00:00En fait, les études épidémiologiques, de toute façon, elles sont nécessaires, mais elles ne sont pas suffisantes pour étayer d'un lien de causalité.
00:08Effectivement, on va créer des associations, on va identifier des associations avec les études épidémiologiques.
00:12Il y en a quand même une qui porte sur le cancer du foie et qui n'est pas de grande ampleur,
00:16mais qui montre en tout cas qu'il y a une association significative entre l'exposition à l'acétamipride et le cancer du foie.
00:23Après, il faut des études expérimentales pour démontrer le lien de causalité.
00:26Je rappelle quand même que dans les dossiers réglementaires, c'est-à-dire ceux de l'EFSA,
00:30on a quand même des données sur des aberrations chromosomiques associées à l'exposition à ce pesticide
00:36et puis des études qui portent sur la neurotoxicité avec des altérations du comportement.
00:41Des signaux qui ne permettent pas aux experts, et je ne sais pas pourquoi exactement,
00:45parce que je ne suis pas dans le cœur de l'expertise de l'EFSA,
00:49qui ne permettent pas d'aller vers une interdiction du pesticide selon eux.
00:53Et c'est pour ça qu'il est autorisé dans de nombreux pays européens
00:57et qu'il est interdit en France parce qu'il y a eu un débat au niveau français
01:04et une interdiction en 2018 qui a eu lieu.

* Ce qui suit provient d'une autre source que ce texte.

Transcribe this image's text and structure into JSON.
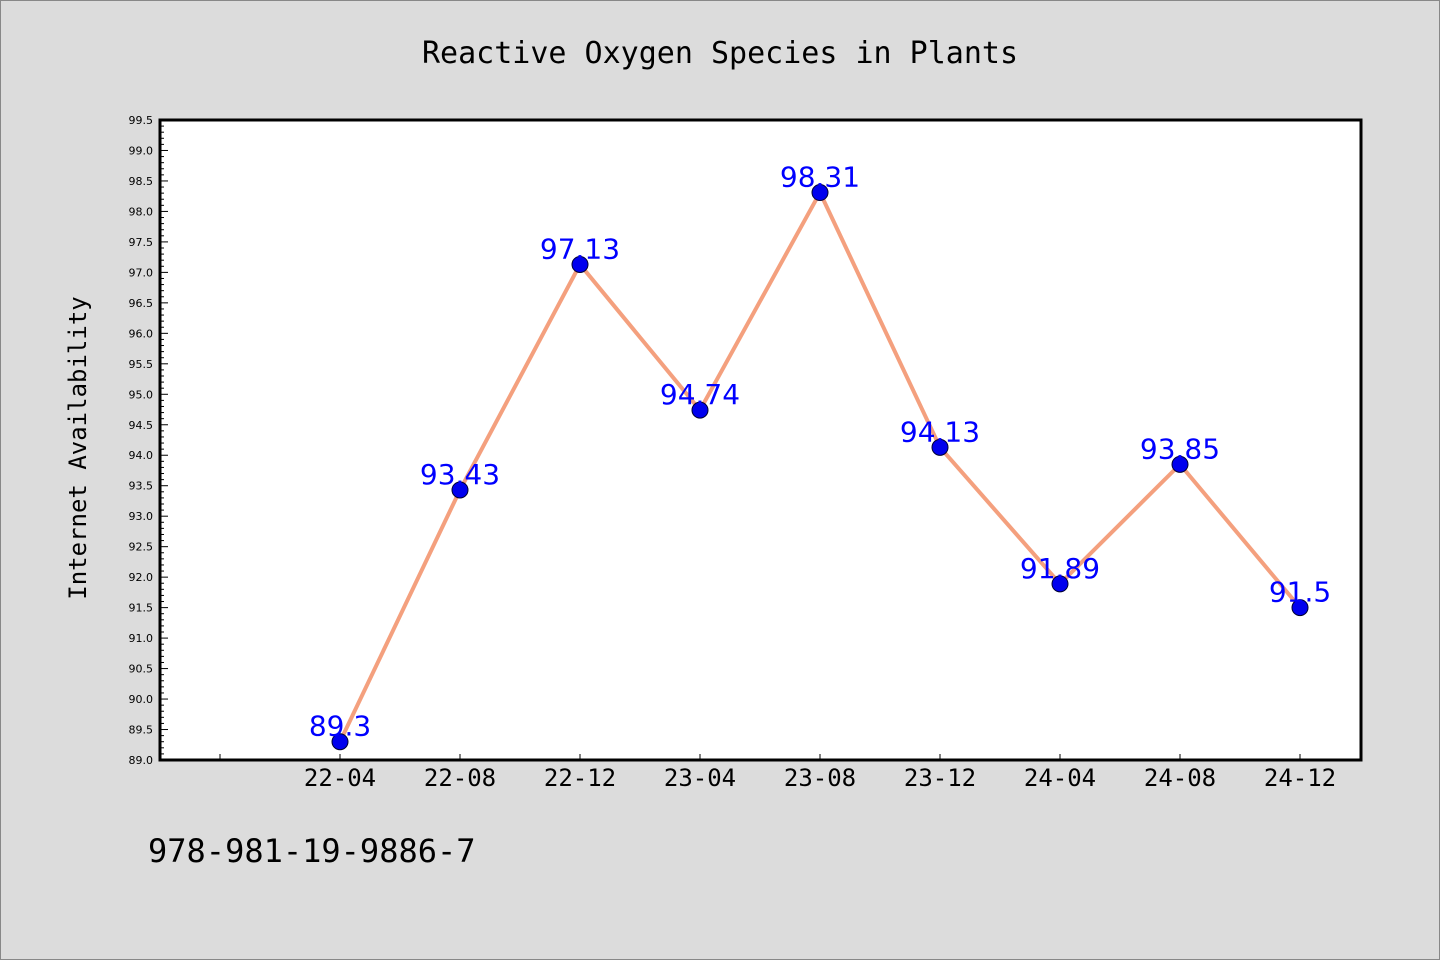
{
  "chart_data": {
    "type": "line",
    "title": "Reactive Oxygen Species in Plants",
    "xlabel": "",
    "ylabel": "Internet Availability",
    "categories": [
      "22-04",
      "22-08",
      "22-12",
      "23-04",
      "23-08",
      "23-12",
      "24-04",
      "24-08",
      "24-12"
    ],
    "series": [
      {
        "values": [
          89.3,
          93.43,
          97.13,
          94.74,
          98.31,
          94.13,
          91.89,
          93.85,
          91.5
        ],
        "data_labels": [
          "89.3",
          "93.43",
          "97.13",
          "94.74",
          "98.31",
          "94.13",
          "91.89",
          "93.85",
          "91.5"
        ]
      }
    ],
    "ylim": [
      89.0,
      99.5
    ],
    "yticks": [
      "89.0",
      "89.5",
      "90.0",
      "90.5",
      "91.0",
      "91.5",
      "92.0",
      "92.5",
      "93.0",
      "93.5",
      "94.0",
      "94.5",
      "95.0",
      "95.5",
      "96.0",
      "96.5",
      "97.0",
      "97.5",
      "98.0",
      "98.5",
      "99.0",
      "99.5"
    ],
    "grid": false,
    "line_color": "#f4a07e",
    "marker_color": "#0000ee",
    "label_color": "#0000ff",
    "background_color": "#dcdcdc",
    "plot_background_color": "#ffffff"
  },
  "footer": {
    "isbn": "978-981-19-9886-7"
  }
}
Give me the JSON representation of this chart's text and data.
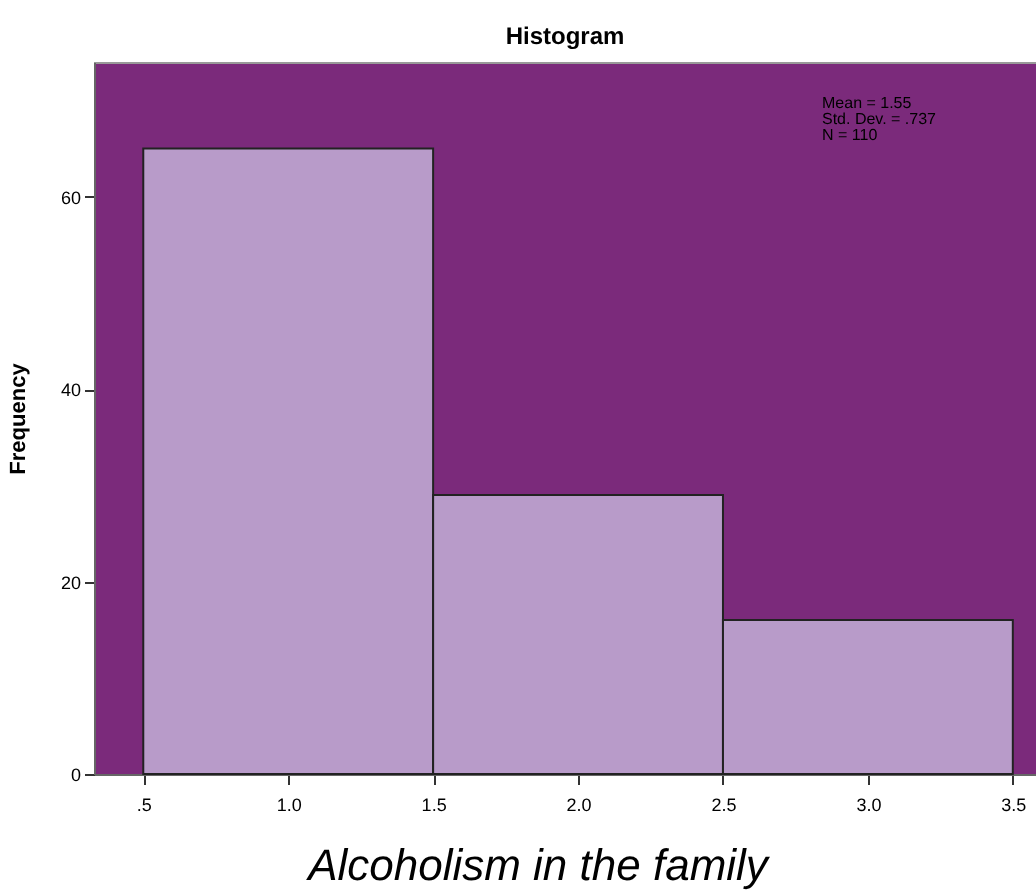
{
  "chart_data": {
    "type": "histogram",
    "title": "Histogram",
    "xlabel": "Alcoholism in the family",
    "ylabel": "Frequency",
    "bins": [
      0.5,
      1.5,
      2.5,
      3.5
    ],
    "values": [
      65,
      29,
      16
    ],
    "color": "#b89bc9",
    "xlim": [
      0.33,
      3.58
    ],
    "ylim": [
      0,
      74
    ],
    "xticks": [
      {
        "value": 0.5,
        "label": ".5"
      },
      {
        "value": 1,
        "label": "1.0"
      },
      {
        "value": 1.5,
        "label": "1.5"
      },
      {
        "value": 2,
        "label": "2.0"
      },
      {
        "value": 2.5,
        "label": "2.5"
      },
      {
        "value": 3,
        "label": "3.0"
      },
      {
        "value": 3.5,
        "label": "3.5"
      }
    ],
    "yticks": [
      0,
      20,
      40,
      60
    ],
    "grid": false,
    "annotations": [
      "Mean = 1.55",
      "Std. Dev. = .737",
      "N = 110"
    ]
  }
}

01:06Mais en tout cas, moi, ce que je pense, c'est que c'est important que les citoyens soient informés
01:10de la multitude des signaux d'alerte qui existent sur ces pesticides,
01:15que ce soit pour l'environnement et la santé humaine.
01:17Et je rappelle une fois encore une chose importante, c'est qu'au niveau environnemental,
01:21quand on a une perturbation au niveau environnemental,
01:24ça peut à terme avoir des conséquences en termes de santé humaine.